E o pior é que no meu caso o ato de falhar é todo meu. Que eu não creio em Deus, logo não posso usar expressões como: "Deus escreve direito por linhas tortas", "Só Deus sabe" ou "Deus no comando". Não pá... Mara Rita no comando. Se fui ladeira abaixo, a bater ora no banco ora no tejadilho, sem travões nem direção, foi mesmo porque sou uma romântica e muito provavelmente meti uma abaixo na hora errada.
Por isso tudo e mais ainda, custa-me imenso um ato falhado. No amor ou no trabalho.

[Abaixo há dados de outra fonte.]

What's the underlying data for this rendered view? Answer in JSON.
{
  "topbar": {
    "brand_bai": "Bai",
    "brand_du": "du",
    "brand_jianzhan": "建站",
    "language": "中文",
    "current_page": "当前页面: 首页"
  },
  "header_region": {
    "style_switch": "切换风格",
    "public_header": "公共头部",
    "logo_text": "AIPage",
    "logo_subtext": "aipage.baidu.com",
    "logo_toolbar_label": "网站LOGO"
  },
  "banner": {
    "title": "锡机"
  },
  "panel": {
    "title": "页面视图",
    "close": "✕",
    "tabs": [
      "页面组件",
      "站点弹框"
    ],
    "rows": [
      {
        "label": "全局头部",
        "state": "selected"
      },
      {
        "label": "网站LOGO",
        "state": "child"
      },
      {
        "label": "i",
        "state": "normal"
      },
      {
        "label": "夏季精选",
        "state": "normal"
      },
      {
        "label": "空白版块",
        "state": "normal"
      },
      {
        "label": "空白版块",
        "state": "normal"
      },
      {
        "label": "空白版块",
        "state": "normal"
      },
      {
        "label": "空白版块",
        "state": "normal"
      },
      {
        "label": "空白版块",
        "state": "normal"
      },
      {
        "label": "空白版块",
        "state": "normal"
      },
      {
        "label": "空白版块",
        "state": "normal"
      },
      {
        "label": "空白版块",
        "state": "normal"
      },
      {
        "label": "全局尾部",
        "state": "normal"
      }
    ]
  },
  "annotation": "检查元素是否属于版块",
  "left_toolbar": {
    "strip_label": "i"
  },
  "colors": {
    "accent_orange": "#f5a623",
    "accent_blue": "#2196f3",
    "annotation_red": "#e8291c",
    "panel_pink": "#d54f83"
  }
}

Mas a vida também já me ensinou que é a forma como lido com o falhanço que me faz seguir na vida como uma pessoa de bem. Que não é bom plantar ressentimento no coração. Quando se assume o fim, não precisa vir carregado de ressabiamento e negatividade. Não precisas pagar dor com dor. É bom deixar uma pegada positiva pelos sítios e corações com que nos cruzamos na vida. Porque assim inspiramo-nos a tratar o próximo com respeito e gentileza, sempre.
E a vida também ainda não foi capaz de me convencer a deixar o coração completamente trancado. Porque quem sabe assim não perderia a oportunidade de viver uma cena hollywoodesca, à la Tom Cruise a suplicar a mulher de volta no Jerry Maguire ou à la Richard Gere, de rosa na boca e chapéu de chuva em riste a mostrar à Julia Roberts que ela afinal é uma prostituta para casar... sim, porque um ato falhado pode sempre ser resgatado com uma profunda demonstração de amor. Ou não fosse eu uma romântica.
E se o fim for fim, sem rodeios nem resgate, lembrai-vos, corações tenrinhos, das sabias palavras de Churchill:
"Success is not final, failure is not fatal: it is the courage to continue that counts."
Aprovado. Gosto da tua prosa. Gostava de ver um projecto de longa duração, tipo NaNoWriMo? 😉
Existem pessoas especiais.... e depois existes tu! Esse romantismo que te acompanha pela vida, seja em relações amorosas ou no trabalho é o q faz de ti a pessoa especial que és! E sim... eu a acredito que é o caminho para se ser feliz! Viver intensamente porque vida há só uma, e não podemos viver pela metade, nem sentir pela metade. Adoro-te e cá estarei a “fazer filmes a cavalo pela lezíria” sempre!